The Econometrician then infers the components of the theoretical model from the data and provides prediction for the new settings by computing a new equilibrium of the strategic model. The issue with this approach is that the initial step where the Econometrician recovers the preferences of the agents from the data boils down to an inversion of a nonlinear mapping that can be discontinuous and even set-valued. In the talk I will discuss the properties of this mapping for classes of simple games and demonstrate that even in cases where this mapping is invertible, the recovered pre-image is very sensitive to the specification of the model. I will also discuss that such poor behavior of the solution will be preserved even when one uses strong conditions to ``regularize" this mapping. All these problems will be further amplified in the prediction.
The approach of set inference provides a robust alternative to traditional inference. In this approach the Econometrician recovers an entire set of preferences of the agents in the interactions that are compatible with many possible specifications of the theoretical model. However, computation of such sets is difficult even in simple games. In my talk I discuss a new approach to inference that is based on the idea of the price of anarchy in Koutsoupias and Papadimitriou (1999). The idea of the approach is to bypass the set inference for the primitives of the model and instead directly infer the outcomes of interest such as welfare or revenue in the game.

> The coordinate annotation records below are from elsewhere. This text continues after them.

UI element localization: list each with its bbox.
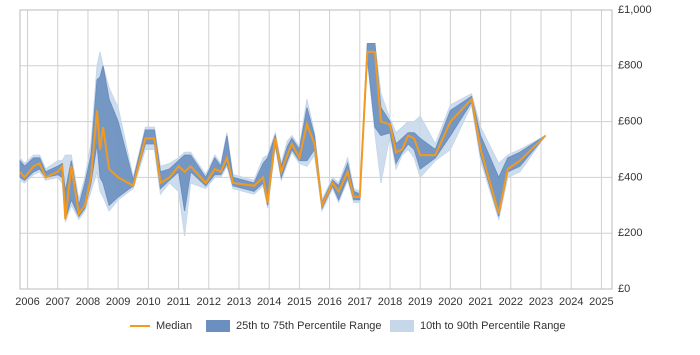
x-tick-label: 2019 <box>408 296 432 308</box>
y-tick-label: £800 <box>618 60 642 72</box>
x-tick-label: 2007 <box>46 296 70 308</box>
x-tick-label: 2009 <box>106 296 130 308</box>
x-tick-label: 2025 <box>589 296 613 308</box>
x-tick-label: 2008 <box>76 296 100 308</box>
x-tick-label: 2017 <box>348 296 372 308</box>
legend-swatch <box>390 320 414 332</box>
y-tick-label: £1,000 <box>618 4 652 16</box>
legend-label: Median <box>156 320 192 332</box>
x-tick-label: 2013 <box>227 296 251 308</box>
plot-border <box>19 9 613 290</box>
x-tick-label: 2021 <box>468 296 492 308</box>
y-tick-label: £600 <box>618 116 642 128</box>
x-tick-label: 2024 <box>559 296 583 308</box>
x-tick-label: 2023 <box>529 296 553 308</box>
x-tick-label: 2006 <box>15 296 39 308</box>
y-tick-label: £0 <box>618 283 630 295</box>
median-line <box>19 50 547 220</box>
x-tick-label: 2011 <box>167 296 191 308</box>
x-tick-label: 2014 <box>257 296 281 308</box>
legend-label: 10th to 90th Percentile Range <box>420 320 566 332</box>
y-tick-label: £200 <box>618 227 642 239</box>
x-tick-label: 2015 <box>287 296 311 308</box>
x-tick-label: 2018 <box>378 296 402 308</box>
x-tick-label: 2020 <box>438 296 462 308</box>
legend-label: 25th to 75th Percentile Range <box>236 320 382 332</box>
y-tick-label: £400 <box>618 171 642 183</box>
x-tick-label: 2012 <box>197 296 221 308</box>
x-tick-label: 2022 <box>499 296 523 308</box>
x-tick-label: 2016 <box>317 296 341 308</box>
legend-swatch <box>206 320 230 332</box>
x-tick-label: 2010 <box>136 296 160 308</box>
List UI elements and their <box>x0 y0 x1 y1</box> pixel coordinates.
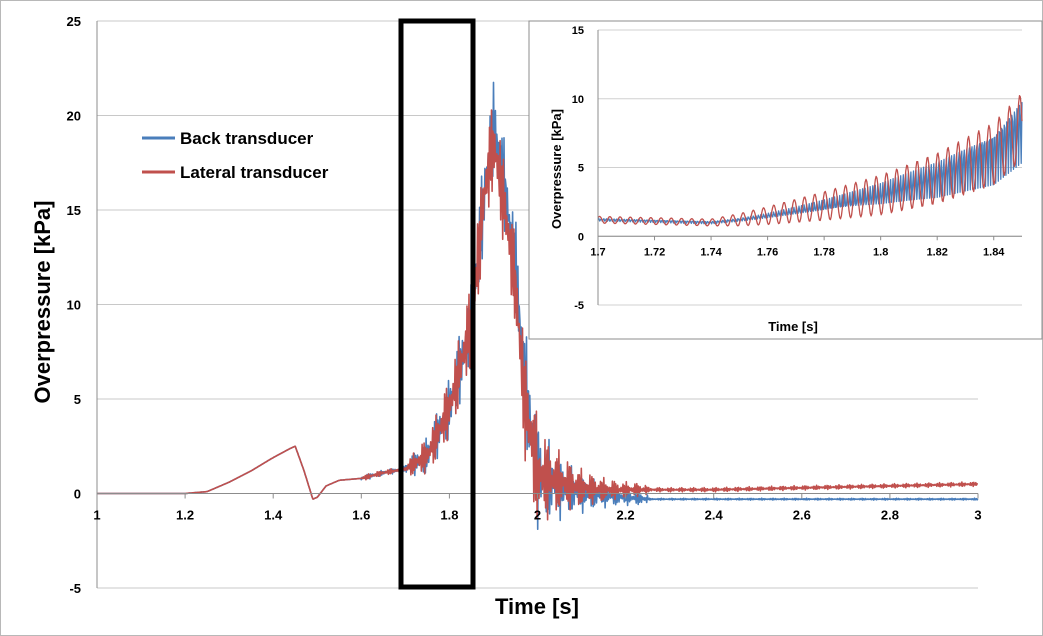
inset-y-tick-label: 15 <box>572 25 584 37</box>
main-y-tick-label: 5 <box>74 392 81 407</box>
main-y-tick-label: 10 <box>67 298 81 313</box>
main-y-axis-title: Overpressure [kPa] <box>30 201 55 404</box>
main-y-tick-label: 0 <box>74 487 81 502</box>
main-axes <box>96 21 979 588</box>
main-x-tick-label: 2.4 <box>705 508 724 523</box>
main-x-tick-label: 1.6 <box>352 508 370 523</box>
main-x-tick-label: 2.8 <box>881 508 899 523</box>
inset-y-tick-label: -5 <box>574 300 584 312</box>
inset-x-tick-label: 1.76 <box>757 246 778 258</box>
inset-y-axis-title: Overpressure [kPa] <box>549 109 564 229</box>
legend-label-back: Back transducer <box>180 129 314 148</box>
legend-label-lateral: Lateral transducer <box>180 163 329 182</box>
inset-y-tick-label: 0 <box>578 231 584 243</box>
inset-series-line-lateral-transducer <box>597 94 1023 227</box>
inset-x-tick-label: 1.72 <box>644 246 665 258</box>
main-x-tick-label: 1.8 <box>440 508 458 523</box>
legend: Back transducer Lateral transducer <box>142 129 329 182</box>
main-x-tick-label: 1 <box>93 508 100 523</box>
inset-axes <box>597 30 1022 305</box>
main-y-tick-label: 15 <box>67 203 81 218</box>
inset-frame <box>528 20 1043 340</box>
main-y-tick-label: 20 <box>67 109 81 124</box>
inset-tick-labels: -5 0 5 10 15 1.7 1.72 1.74 1.76 1.78 1.8 1.82 1.84 <box>572 25 1006 312</box>
inset-x-tick-label: 1.78 <box>813 246 834 258</box>
main-y-tick-label: 25 <box>67 14 81 29</box>
main-x-tick-label: 1.4 <box>264 508 283 523</box>
main-x-tick-label: 2.2 <box>617 508 635 523</box>
inset-y-tick-label: 5 <box>578 163 584 175</box>
main-y-tick-label: -5 <box>69 581 81 596</box>
inset-series-lines <box>597 94 1023 227</box>
series-line-lateral-transducer <box>96 109 978 521</box>
main-x-axis-title: Time [s] <box>495 594 579 619</box>
inset-x-tick-label: 1.8 <box>873 246 888 258</box>
main-x-tick-label: 1.2 <box>176 508 194 523</box>
inset-x-tick-label: 1.82 <box>926 246 947 258</box>
main-x-tick-label: 2 <box>534 508 541 523</box>
main-x-tick-label: 3 <box>974 508 981 523</box>
main-series-lines <box>96 81 979 531</box>
inset-x-axis-title: Time [s] <box>768 319 818 334</box>
inset-x-tick-label: 1.74 <box>700 246 722 258</box>
zoom-highlight-box <box>398 18 476 590</box>
main-x-tick-label: 2.6 <box>793 508 811 523</box>
inset-x-tick-label: 1.84 <box>983 246 1005 258</box>
inset-y-tick-label: 10 <box>572 94 584 106</box>
inset-x-tick-label: 1.7 <box>590 246 605 258</box>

However, unlike the standard price of anarchy which is based on the ``worst case scenario"-based prediction for the outcomes, we propose to consider the bounds that are informed by the distribution of the data. I talk about the new notion of the empirical price of anarchy that yields the
price of anarchy over all preferences of agents that could have generated the observable distribution of the data. I then discuss some connections between our notion of the empirical price of anarchy and Economic literature on set inference.
The talk will be based on the the recent work [Khan and Nekipelov, 2014] and [Hoy, Nekipelov and Syrgkanis, 2015].